In a follow-up study conducted by Leslie Sim et al. (2004) in which Sim and her team replicated the Maudsley Model with two cases, a thirteen-year-old boy and an 18-year-old girl, and found that despite different sexes and ages the Maudsley Model was successful even when the cases were subject to both individual therapy and then family therapy. Previous to the family therapy model being used to treat anorexia, individual therapy was used which consisted of a collection of professionals working on one single case (such as a regular therapist, a group therapist, a family therapist, a psychiatrist, and a nutritionist), which has come to be known as "traditional treatment" for anorexics (Sim, et al. 2004). With Sim's (2004) case studies both patients improved greatly in body weight, although it is unknown if the psychological preoccupations with food, diet and body perception improved as well, as these issues were not the focus.

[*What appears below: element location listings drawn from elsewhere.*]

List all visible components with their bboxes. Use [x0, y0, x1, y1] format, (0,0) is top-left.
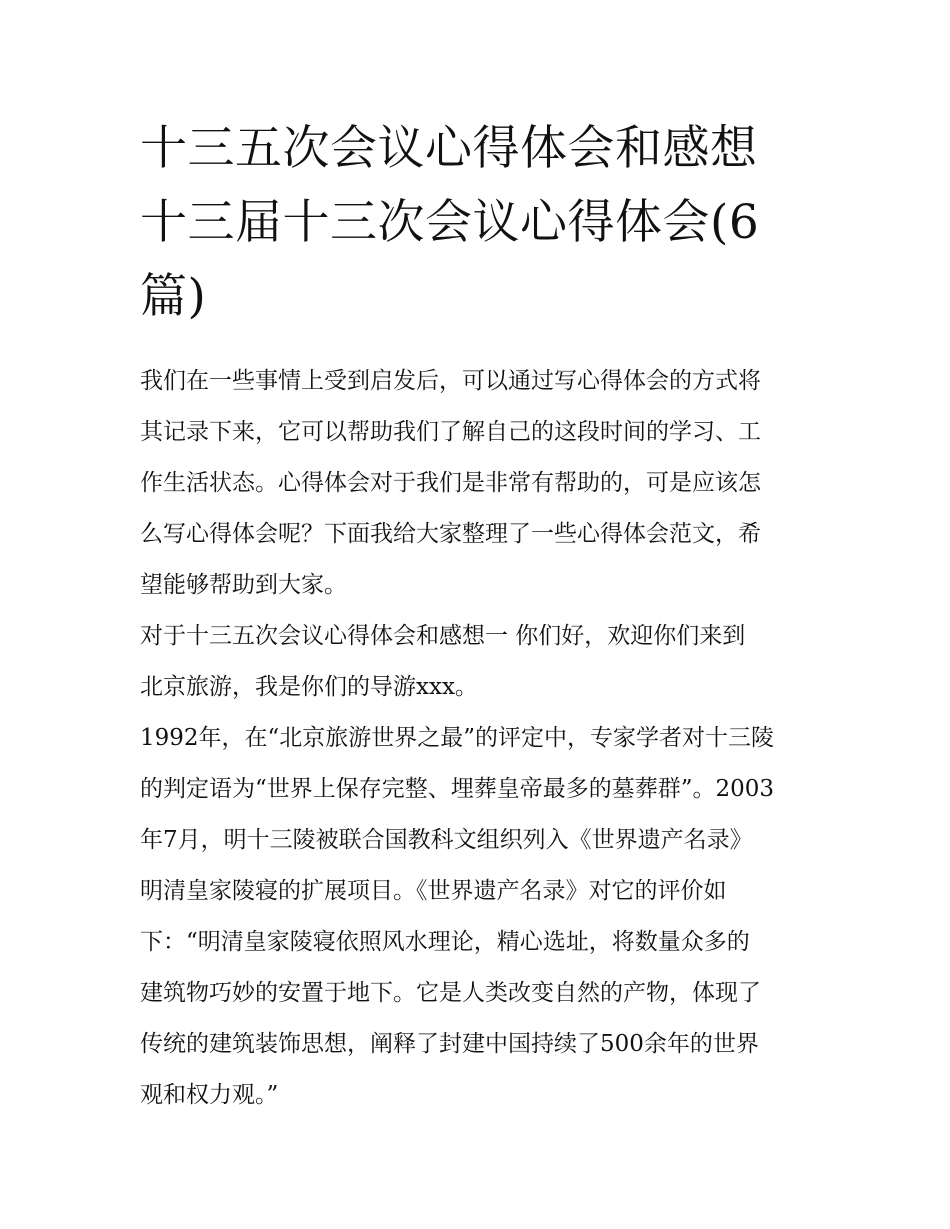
title-line: 十三五次会议心得体会和感想 [140, 121, 758, 176]
text-line: 传统的建筑装饰思想，阐释了封建中国持续了500余年的世界 [140, 1031, 759, 1057]
document-body [140, 356, 820, 1121]
text-line: 对于十三五次会议心得体会和感想一 你们好，欢迎你们来到 [140, 623, 746, 649]
text-line: 1992年，在“北京旅游世界之最”的评定中，专家学者对十三陵 [140, 725, 775, 751]
text-line: 的判定语为“世界上保存完整、埋葬皇帝最多的墓葬群”。2003 [140, 776, 775, 802]
intro-paragraph [140, 356, 820, 611]
text-line: 明清皇家陵寝的扩展项目。《世界遗产名录》对它的评价如 [140, 878, 727, 904]
document-page [140, 112, 820, 1121]
greeting-paragraph [140, 611, 820, 713]
text-line: 年7月，明十三陵被联合国教科文组织列入《世界遗产名录》 [140, 827, 753, 853]
text-line: 么写心得体会呢？下面我给大家整理了一些心得体会范文，希 [140, 521, 761, 547]
title-line: 篇) [140, 269, 207, 324]
text-line: 作生活状态。心得体会对于我们是非常有帮助的，可是应该怎 [140, 470, 761, 496]
text-line: 下：“明清皇家陵寝依照风水理论，精心选址，将数量众多的 [140, 929, 750, 955]
document-title [140, 112, 820, 334]
text-line: 我们在一些事情上受到启发后，可以通过写心得体会的方式将 [140, 368, 761, 394]
history-paragraph [140, 713, 820, 1121]
text-line: 望能够帮助到大家。 [140, 572, 347, 598]
text-line: 观和权力观。” [140, 1082, 279, 1108]
text-line: 北京旅游，我是你们的导游xxx。 [140, 674, 478, 700]
text-line: 建筑物巧妙的安置于地下。它是人类改变自然的产物，体现了 [140, 980, 761, 1006]
text-line: 其记录下来，它可以帮助我们了解自己的这段时间的学习、工 [140, 419, 761, 445]
title-line: 十三届十三次会议心得体会(6 [140, 195, 760, 250]
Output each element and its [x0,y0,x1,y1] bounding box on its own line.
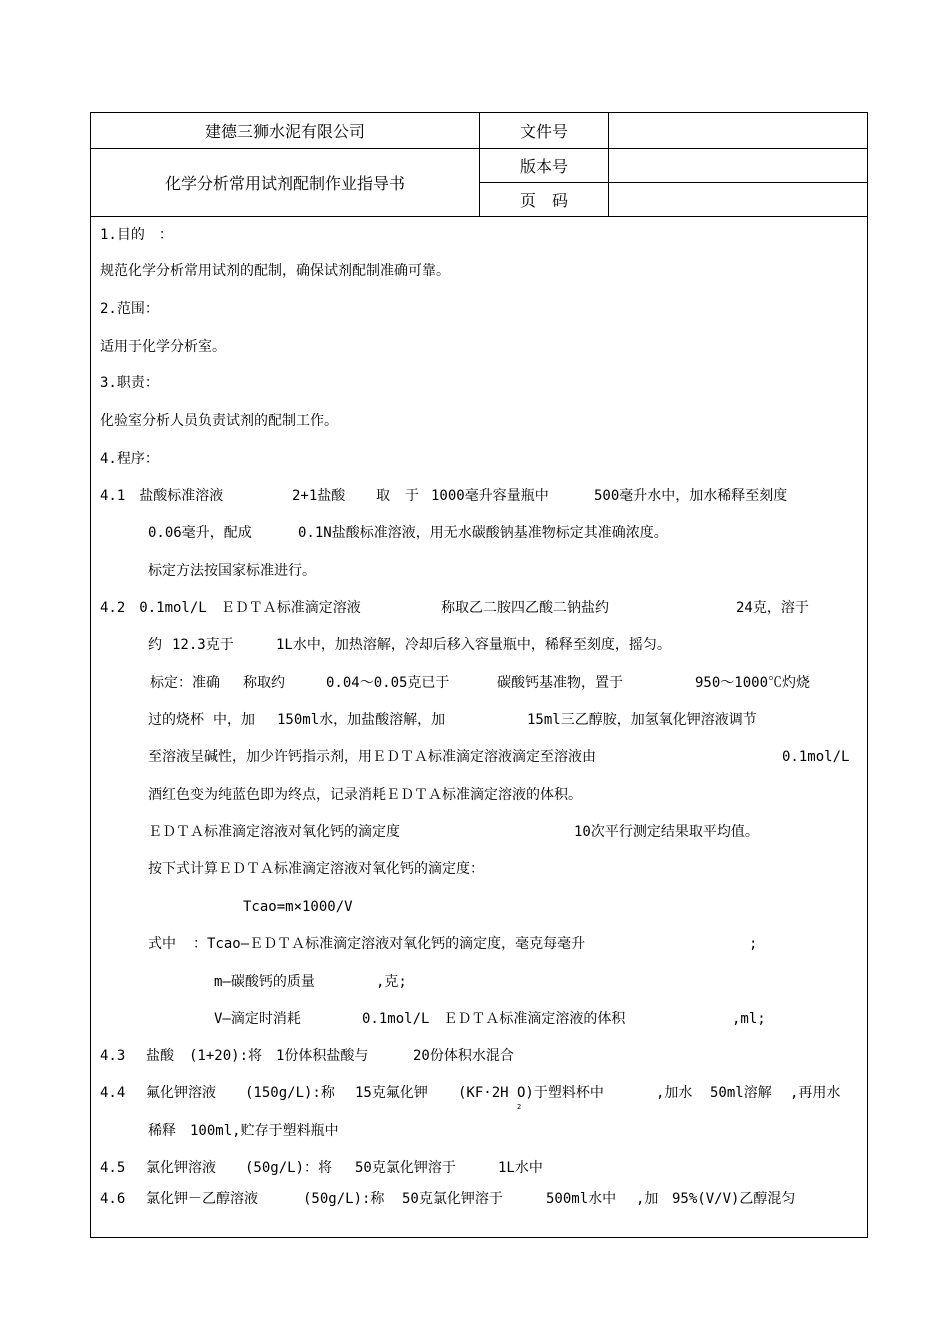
p43-d: 1份体积盐酸与 [276,1048,369,1064]
formula: Tcao=m×1000/V [243,899,353,915]
p44-j: 100ml,贮存于塑料瓶中 [190,1123,339,1139]
p41-e: 1000毫升容量瓶中 [431,488,549,504]
p42-a: 4.2 0.1mol/L ＥＤＴＡ标准滴定溶液 [100,600,361,616]
p41-h: 0.1N盐酸标准溶液，用无水碳酸钠基准物标定其准确浓度。 [298,525,668,541]
p44-subscript: 2 [517,1103,522,1111]
p42-z2: ,克; [376,974,407,990]
doc-title: 化学分析常用试剂配制作业指导书 [164,174,405,193]
p41-b: 2+1盐酸 [292,488,346,504]
p42-m: 中，加 [213,712,255,728]
version-label-cell [480,149,609,183]
p42-h: 称取约 [243,675,285,691]
p42-e: 12.3克于 [172,637,234,653]
p44-g: 50ml溶解 [710,1085,772,1101]
p42-z1: m—碳酸钙的质量 [214,974,315,990]
p44-a: 4.4 [100,1085,126,1101]
p43-a: 4.3 [100,1048,126,1064]
p45-c: (50g/L)：将 [245,1160,333,1176]
p46-b: 氯化钾－乙醇溶液 [146,1191,258,1207]
p42-s: ＥＤＴＡ标准滴定溶液对氧化钙的滴定度 [148,824,400,840]
p42-v1: V—滴定时消耗 [214,1011,301,1027]
p45-a: 4.5 [100,1160,126,1176]
p42-u: 按下式计算ＥＤＴＡ标准滴定溶液对氧化钙的滴定度： [148,861,484,877]
p42-f: 1L水中，加热溶解，冷却后移入容量瓶中，稀释至刻度，摇匀。 [276,637,671,653]
p41-g: 0.06毫升，配成 [148,525,252,541]
page-label-cell [480,183,609,217]
p45-b: 氯化钾溶液 [146,1160,216,1176]
company-name-cell [91,113,480,149]
p42-d: 约 [148,637,162,653]
p41-i: 标定方法按国家标准进行。 [148,563,316,579]
p42-j: 碳酸钙基准物，置于 [497,675,623,691]
p42-r: 酒红色变为纯蓝色即为终点，记录消耗ＥＤＴＡ标准滴定溶液的体积。 [148,787,582,803]
p42-g: 标定：准确 [150,675,220,691]
p44-h: ,再用水 [790,1085,841,1101]
p42-p: 至溶液呈碱性，加少许钙指示剂，用ＥＤＴＡ标准滴定溶液滴定至溶液由 [148,749,596,765]
section-3-heading: 3.职责： [100,375,159,391]
p45-e: 1L水中 [498,1160,543,1176]
p42-l: 过的烧杯 [148,712,204,728]
p42-c: 24克，溶于 [736,600,809,616]
p43-c: (1+20):将 [189,1048,263,1064]
page-value-cell [609,183,867,217]
p46-d: 50克氯化钾溶于 [402,1191,503,1207]
p41-a: 4.1 盐酸标准溶液 [100,488,224,504]
file-no-label: 文件号 [519,122,568,141]
p44-c: (150g/L):称 [245,1085,335,1101]
p41-f: 500毫升水中，加水稀释至刻度 [594,488,788,504]
p43-b: 盐酸 [146,1048,174,1064]
p44-i: 稀释 [148,1123,176,1139]
p42-i: 0.04～0.05克已于 [326,675,450,691]
p46-a: 4.6 [100,1191,126,1207]
p46-e: 500ml水中 [546,1191,617,1207]
p43-e: 20份体积水混合 [413,1048,514,1064]
p44-d: 15克氟化钾 [355,1085,428,1101]
section-1-heading: 1.目的 ： [100,227,173,243]
p41-c: 取 [376,488,390,504]
section-2-heading: 2.范围： [100,301,159,317]
version-label: 版本号 [519,157,568,176]
p46-c: (50g/L):称 [303,1191,385,1207]
p46-f: ,加 [636,1191,659,1207]
p42-x: ：Tcao—ＥＤＴＡ标准滴定溶液对氧化钙的滴定度，毫克每毫升 [193,936,586,952]
doc-title-cell [91,149,480,217]
p45-d: 50克氯化钾溶于 [355,1160,456,1176]
p42-t: 10次平行测定结果取平均值。 [574,824,759,840]
p42-k: 950～1000℃灼烧 [695,675,811,691]
p42-q: 0.1mol/L [782,749,850,765]
section-3-text: 化验室分析人员负责试剂的配制工作。 [100,413,338,429]
p42-o: 15ml三乙醇胺，加氢氧化钾溶液调节 [527,712,757,728]
section-2-text: 适用于化学分析室。 [100,339,226,355]
p42-w: 式中 [148,936,176,952]
section-1-text: 规范化学分析常用试剂的配制，确保试剂配制准确可靠。 [100,263,450,279]
p41-d: 于 [405,488,419,504]
p42-n: 150ml水，加盐酸溶解，加 [277,712,446,728]
p42-v3: ,ml; [732,1011,766,1027]
p44-e: (KF·2H O)于塑料杯中 [458,1085,604,1101]
section-4-heading: 4.程序： [100,451,159,467]
page-label: 页 码 [519,191,568,210]
p46-g: 95%(V/V)乙醇混匀 [672,1191,796,1207]
p44-f: ,加水 [656,1085,693,1101]
p42-v2: 0.1mol/L ＥＤＴＡ标准滴定溶液的体积 [362,1011,626,1027]
version-value-cell [609,149,867,183]
file-no-value-cell [609,113,867,149]
p42-b: 称取乙二胺四乙酸二钠盐约 [441,600,609,616]
company-name: 建德三狮水泥有限公司 [204,122,365,141]
file-no-label-cell [480,113,609,149]
p42-y: ; [749,936,758,952]
p44-b: 氟化钾溶液 [146,1085,216,1101]
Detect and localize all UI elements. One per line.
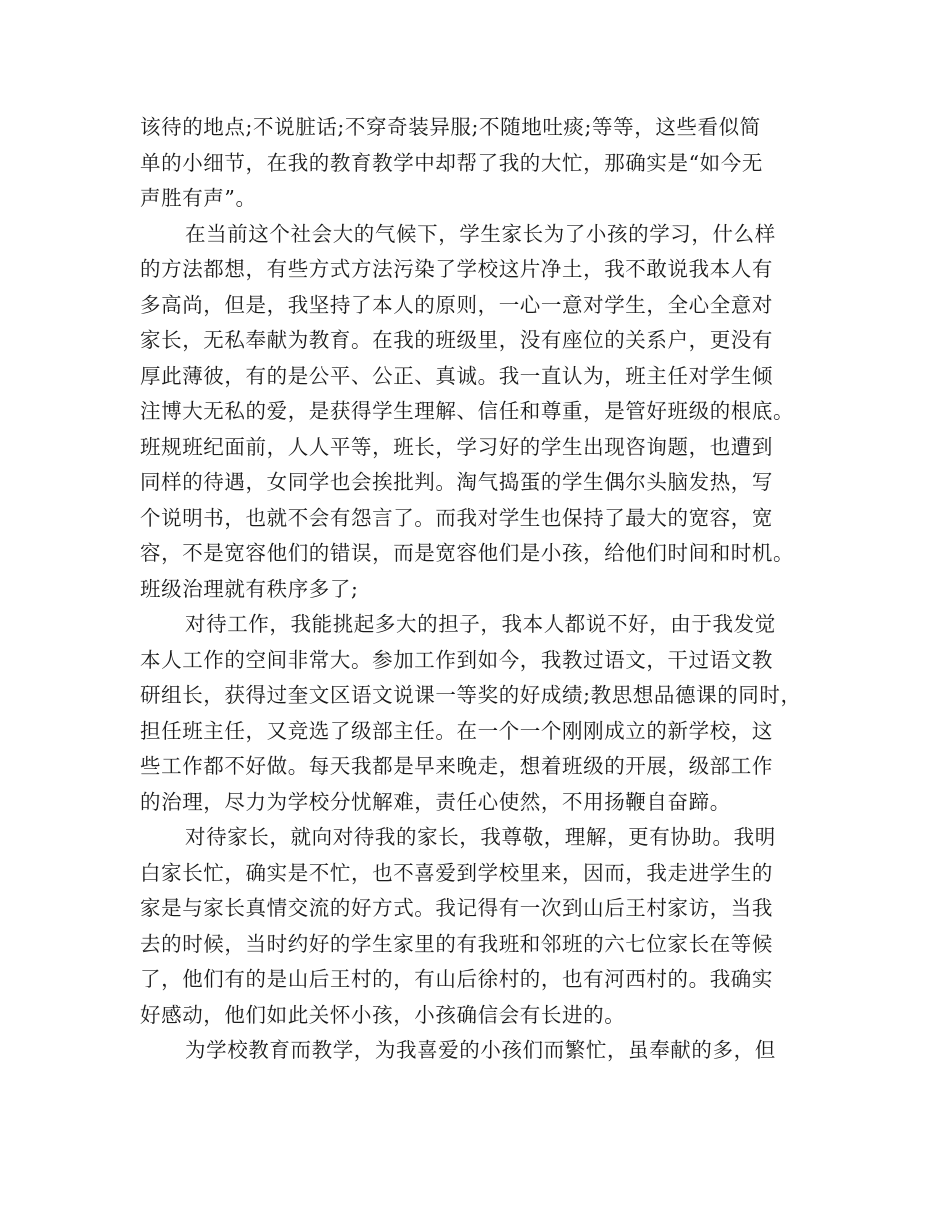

In a thorough study completed by Eisler, et al. (2005), and its five-year followup study by Eisler, Simic, Russell, and Dare (2007), has demonstrated the full effectiveness of family based therapy for anorexics. In the first study by Eisler, et al. (2005), 40 participants were used for the research, who on average were 15 years of age, had been ill for at least one year, were on average 25% underweight, and another 25% were bingeing and/or purging. Results showed that most showed vast improvement with their weight and how they felt psychologically, with a small percentage that dropped out, did not do well with treatment, or some developing bulimic symptoms. For those who did not do well it was more likely that they had been to treatment previously, or had been ill for a longer period of time. The obvious outcome for all four variations of the family therapy used for this study was that when parents were allowed to partake in the refeeding phase of therapy, recovery was more likely to take place than if they were not allowed to participate at all. One variation of family therapy was to see the patient on an individual basis as well as with the family present, which seem to have inconclusive results, but fared better than if the parents were not involved at all, which certainly speaks to mounting evidence that having the parents involved in the core therapy is extremely beneficial to full recovery.